Стихия, несущая меня сквозь себя без всякой жалости, как листок в урагане, замирает, и весь её финальный удар обрушивается на меня. Его трясёт от напряжения, вены вздулись, лицо — маска уродливой в своей откровенности страсти. Он кончает в меня — а я сжимаюсь так сильно, что, кажется, срастусь с ним телами, никогда от себя не отпущу, сделаю своим и только своим, одним со мной целым.
Держу его за рога, за волосы, когда рога исчезают, притягиваю к себе, упавшей спиной на постель, смотрю в человеческие глаза — ошеломлённые, с расширенными зрачками, мутные и бессмысленные из-за только что пережитого наслаждения — и целую его. Кусаю за нижнюю губу, когда он не пускает, а затем пью жар с его языка, смешиваю свой вкус со вкусом его крови. Моё тело всё ещё ритмично бьётся, всё ещё пульсирует вокруг него, и он всё ещё большой и твёрдый, и я ни за что не отпущу его от себя, пока моё насыщение им не станет полным.
Он пытается отстраниться — не позволяю, вцепляюсь в него ногами, руками. Никуда его не отпущу, теперь он в моей власти.
— Ложись на меня. Хочу чувствовать тебя над собой.
Он смущён.
— Я тебя раздавлю, я тяжёлый.
— Тем лучше.
Чем лучше? Да всем. Его тяжесть реальна, убеждает, что случившееся между нами — не сон.
Прижимаюсь щекой к его колючей щеке, дышу сдавленно — он и правда очень тяжёлый, горячий, насквозь потный, остро пахнущий — ни выдохнуть, ни вдохнуть, но сейчас нельзя его отпускать. В моих руках не только мужчина, но и нить, ведущая в лабиринт забытых воспоминаний — знаю точно, что такое между нами происходило не раз, и не прошлой ночью, а раньше, когда-то очень давно. Уловить это, не потерять это чувство, эту путеводную нить очень важно — просто знаю.
Как я могла позволить себе это забыть? Как могла его потерять?
Он тихо шепчет мне на ухо:
— Лекс? Ты вспомнила, да? — и в его голосе трепещет надежда.
Глава 18. Тайны прошлого
Мне так хочется сказать Саймону «да, я тебя вспомнила», «да, знаю, мы уже были вместе», но путеводная нить к тайнам прошлого ускользает из сознания с каждым всё более спокойным и ровным вдохом и выдохом. Тело слишком быстро забывает разгоняющий тьму огонь страсти, исцеляется от любовной лихорадки и восстанавливает привычный покой. Давняя память обо мне и Саймоне вместе, и так недоступная, ещё отдаляется и будто подёргивается туманом. Как ни старайся, до нашего общего прошлого мне не дотянуться. Но я пытаюсь — будто то, что от меня скрыто — самое большое сокровище, которое никак нельзя потерять.
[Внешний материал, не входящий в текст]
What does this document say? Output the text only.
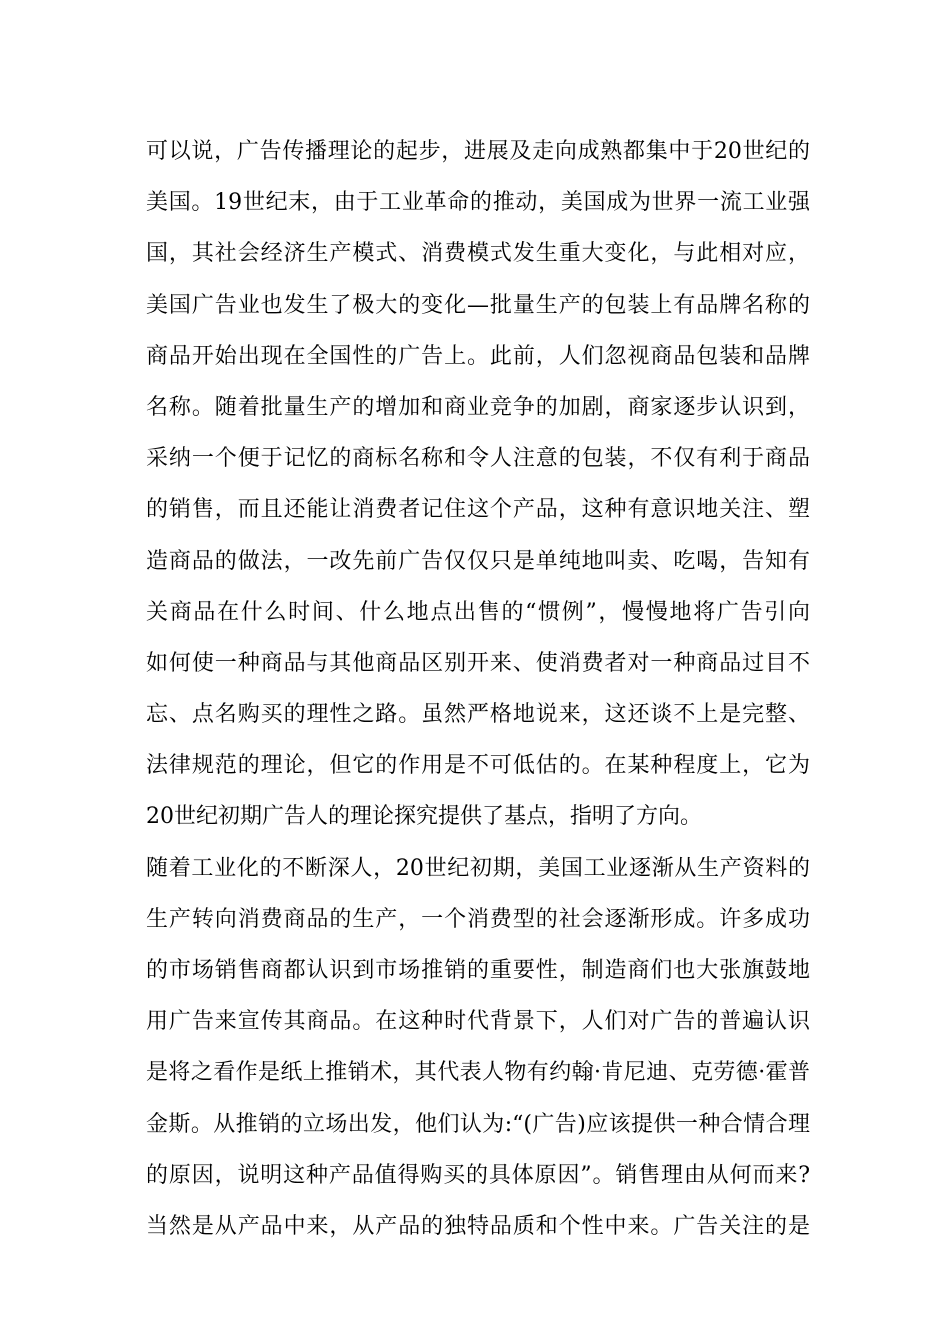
可以说，广告传播理论的起步，进展及走向成熟都集中于20世纪的
美国。19世纪末，由于工业革命的推动，美国成为世界一流工业强
国，其社会经济生产模式、消费模式发生重大变化，与此相对应，
美国广告业也发生了极大的变化—批量生产的包装上有品牌名称的
商品开始出现在全国性的广告上。此前，人们忽视商品包装和品牌
名称。随着批量生产的增加和商业竞争的加剧，商家逐步认识到，
采纳一个便于记忆的商标名称和令人注意的包装，不仅有利于商品
的销售，而且还能让消费者记住这个产品，这种有意识地关注、塑
造商品的做法，一改先前广告仅仅只是单纯地叫卖、吃喝，告知有
关商品在什么时间、什么地点出售的“惯例”，慢慢地将广告引向
如何使一种商品与其他商品区别开来、使消费者对一种商品过目不
忘、点名购买的理性之路。虽然严格地说来，这还谈不上是完整、
法律规范的理论，但它的作用是不可低估的。在某种程度上，它为
20世纪初期广告人的理论探究提供了基点，指明了方向。
随着工业化的不断深人，20世纪初期，美国工业逐渐从生产资料的
生产转向消费商品的生产，一个消费型的社会逐渐形成。许多成功
的市场销售商都认识到市场推销的重要性，制造商们也大张旗鼓地
用广告来宣传其商品。在这种时代背景下，人们对广告的普遍认识
是将之看作是纸上推销术，其代表人物有约翰·肯尼迪、克劳德·霍普
金斯。从推销的立场出发，他们认为:“(广告)应该提供一种合情合理
的原因，说明这种产品值得购买的具体原因”。销售理由从何而来?
当然是从产品中来，从产品的独特品质和个性中来。广告关注的是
Тяну за нить воспоминаний ещё и ещё раз, и такое чувство, что натыкаюсь на непреодолимую стену. Кто построил её внутри меня? Я сама или кто-то? Мне не пробиться сквозь неё, но я пробую раз за разом. Начинает болеть голова, всё сильней и сильней, так что по вискам текут горячие слёзы и уже остывшими ручейками теряются в волосах.
Саймон лёгкими, как порхающая бабочка, поцелуями касается моих губ, щёк, лба, ресниц, даже кончика носа. Отстраняется — поднимается надо мной на руках, на коленях — и я теряю его, лишаюсь близости с ним. Мне остаётся лишь пустота внутри и лёгкая боль натруженных мышц, и остывающая влага, текущая по промежности. Он отдаляется от меня, и я хватаю его за предплечья, чтобы удержать рядом с собой.
Пусть я не помню, но знаю — я больше не должна его потерять.
— Сай. — Его имя — единственное, на что меня хватает. Горло сдавливает, я так волнуюсь, что не могу говорить.
Никогда не видела у него такого выражения лица. Он смотрит на меня, словно я в любой миг могу растаять прямо у него на глазах, будто, если он сильней вздохнет, меня унесёт порыв ветра. Саймон садится рядом со мной, поправляет на мне измятое, порванное на груди платье, пока я под прикрытием юбок с трудом пытаюсь выпрямить и свести вместе дрожащие ноги. Он берёт меня за руку, целует ладонь, переворачивает и проводит губами по линии жизни к неистово пульсирующим венам и тонкой коже запястья. Я совершенно потрясена и обезоружена им, его очевидной, как солнце в зените, любовью.